The drawing has three faces: the inside of the first triangle, the inside of the second triangle, and the common outer face. Thus

$$
f = 3.
$$

Hence

$$
v - e + f = 6 - 6 + 3 = 3.
$$

Since \(c = 2\),

$$
c + 1 = 3.
$$

The formula agrees.

## 38.12 Euler's Formula and Polyhedra

Euler's formula first appears naturally in the study of polyhedra. A convex polyhedron has vertices, edges, and faces, and these satisfy

$$
V - E + F = 2.
$$

A convex polyhedron can be projected onto the plane by choosing one face as the outer face. The resulting drawing is a connected plane graph. This explains why the same formula governs both convex polyhedra and connected planar graphs.

For a cube,

$$
V = 8,\qquad E = 12,\qquad F = 6.
$$

Then

$$
V - E + F = 8 - 12 + 6 = 2.
$$

For a tetrahedron,

$$
V = 4,\qquad E = 6,\qquad F = 4.
$$

Then

$$
V - E + F = 4 - 6 + 4 = 2.
$$

The graph-theoretic version and the polyhedral version are expressions of the same topological invariant.

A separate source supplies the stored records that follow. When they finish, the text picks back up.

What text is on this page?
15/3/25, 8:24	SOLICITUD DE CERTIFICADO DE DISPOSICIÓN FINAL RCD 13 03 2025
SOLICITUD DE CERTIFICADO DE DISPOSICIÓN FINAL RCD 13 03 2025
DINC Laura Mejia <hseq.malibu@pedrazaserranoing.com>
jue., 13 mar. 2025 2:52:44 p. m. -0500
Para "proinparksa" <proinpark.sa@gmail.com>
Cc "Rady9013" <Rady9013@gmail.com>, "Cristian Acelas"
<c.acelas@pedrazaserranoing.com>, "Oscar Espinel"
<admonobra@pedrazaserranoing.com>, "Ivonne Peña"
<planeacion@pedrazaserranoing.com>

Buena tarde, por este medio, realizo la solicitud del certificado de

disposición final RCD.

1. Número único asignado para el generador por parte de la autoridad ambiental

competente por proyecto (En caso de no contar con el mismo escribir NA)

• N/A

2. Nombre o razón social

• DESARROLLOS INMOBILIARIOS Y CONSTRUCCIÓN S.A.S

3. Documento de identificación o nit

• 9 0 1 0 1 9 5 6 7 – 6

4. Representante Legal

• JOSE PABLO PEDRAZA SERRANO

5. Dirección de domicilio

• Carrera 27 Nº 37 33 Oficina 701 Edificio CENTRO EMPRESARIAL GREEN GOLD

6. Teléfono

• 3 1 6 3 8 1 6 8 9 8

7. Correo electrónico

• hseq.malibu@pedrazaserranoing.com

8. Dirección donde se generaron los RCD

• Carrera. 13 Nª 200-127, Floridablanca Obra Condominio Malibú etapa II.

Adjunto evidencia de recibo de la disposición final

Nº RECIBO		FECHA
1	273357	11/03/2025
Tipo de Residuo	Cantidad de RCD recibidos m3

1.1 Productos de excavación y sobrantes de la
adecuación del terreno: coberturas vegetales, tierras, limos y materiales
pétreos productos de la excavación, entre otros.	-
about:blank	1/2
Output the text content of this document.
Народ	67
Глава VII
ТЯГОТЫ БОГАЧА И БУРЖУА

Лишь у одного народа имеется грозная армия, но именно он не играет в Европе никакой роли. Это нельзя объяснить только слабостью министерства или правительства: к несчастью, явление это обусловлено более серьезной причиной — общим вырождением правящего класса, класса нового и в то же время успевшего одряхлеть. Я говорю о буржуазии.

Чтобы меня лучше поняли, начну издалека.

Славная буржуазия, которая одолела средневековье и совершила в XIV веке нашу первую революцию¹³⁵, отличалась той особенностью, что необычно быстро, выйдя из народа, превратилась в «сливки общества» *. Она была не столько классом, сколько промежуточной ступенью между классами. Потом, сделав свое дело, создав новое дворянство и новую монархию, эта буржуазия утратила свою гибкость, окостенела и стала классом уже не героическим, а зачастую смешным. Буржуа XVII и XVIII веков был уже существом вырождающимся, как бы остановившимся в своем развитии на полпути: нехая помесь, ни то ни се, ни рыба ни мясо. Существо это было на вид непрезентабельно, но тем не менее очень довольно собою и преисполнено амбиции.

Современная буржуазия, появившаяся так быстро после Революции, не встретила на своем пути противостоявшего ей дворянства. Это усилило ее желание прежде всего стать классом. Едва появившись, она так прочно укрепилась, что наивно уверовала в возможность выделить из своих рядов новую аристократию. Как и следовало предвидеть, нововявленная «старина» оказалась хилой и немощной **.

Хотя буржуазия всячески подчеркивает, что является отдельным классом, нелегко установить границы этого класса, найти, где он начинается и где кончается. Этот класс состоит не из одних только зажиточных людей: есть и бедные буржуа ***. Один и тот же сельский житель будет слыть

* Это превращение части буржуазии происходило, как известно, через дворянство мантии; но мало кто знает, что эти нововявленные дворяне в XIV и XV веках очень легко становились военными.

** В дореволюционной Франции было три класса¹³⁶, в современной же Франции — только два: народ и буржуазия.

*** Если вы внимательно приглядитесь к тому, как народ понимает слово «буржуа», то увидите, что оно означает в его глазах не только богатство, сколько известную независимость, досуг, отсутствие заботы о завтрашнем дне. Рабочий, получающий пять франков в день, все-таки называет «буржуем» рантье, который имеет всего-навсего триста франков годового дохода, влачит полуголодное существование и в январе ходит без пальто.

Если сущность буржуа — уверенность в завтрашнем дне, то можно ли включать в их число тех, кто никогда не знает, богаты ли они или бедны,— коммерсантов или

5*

## 38.13 Limits of the Formula

Euler's formula gives necessary conditions for planarity, but it does not give sufficient conditions.

If a graph violates

$$
e \leq 3v - 6,
$$

then it is nonplanar. But if a graph satisfies this inequality, it may still be nonplanar.

For example, \(K_{3,3}\) has

$$
v = 6,\qquad e = 9.
$$

The general planar bound gives

$$
3v - 6 = 12.
$$

Since \(9 \leq 12\), the general bound alone does not rule out planarity. The bipartite bound is needed.

Even that is still not a complete planarity test. Complete characterizations require deeper theorems, such as Kuratowski's theorem or Wagner's theorem.

## 38.14 Summary

Euler's formula states that every connected plane graph satisfies

$$
v - e + f = 2.
$$

It can be proved by reducing a connected plane graph to a tree through deletion of cycle edges. Each such deletion lowers both the edge count and the face count by one, leaving \(v - e + f\) unchanged.

The formula has several important consequences:

| Result | Formula |
|---|---|
| Connected plane graph | \(v - e + f = 2\) |
| Disconnected plane graph with \(c\) components | \(v - e + f = c + 1\) |
| Simple planar graph, \(v \geq 3\) | \(e \leq 3v - 6\) |
| Simple bipartite planar graph, \(v \geq 3\) | \(e \leq 2v - 4\) |
| Sum of face degrees | \(\sum \deg(F) = 2e\) |

Euler's formula is a counting theorem, but its force is structural. It shows that planar graphs are sparse, explains the nonplanarity of \(K_5\) and \(K_{3,3}\), and connects graph theory with the topology of surfaces.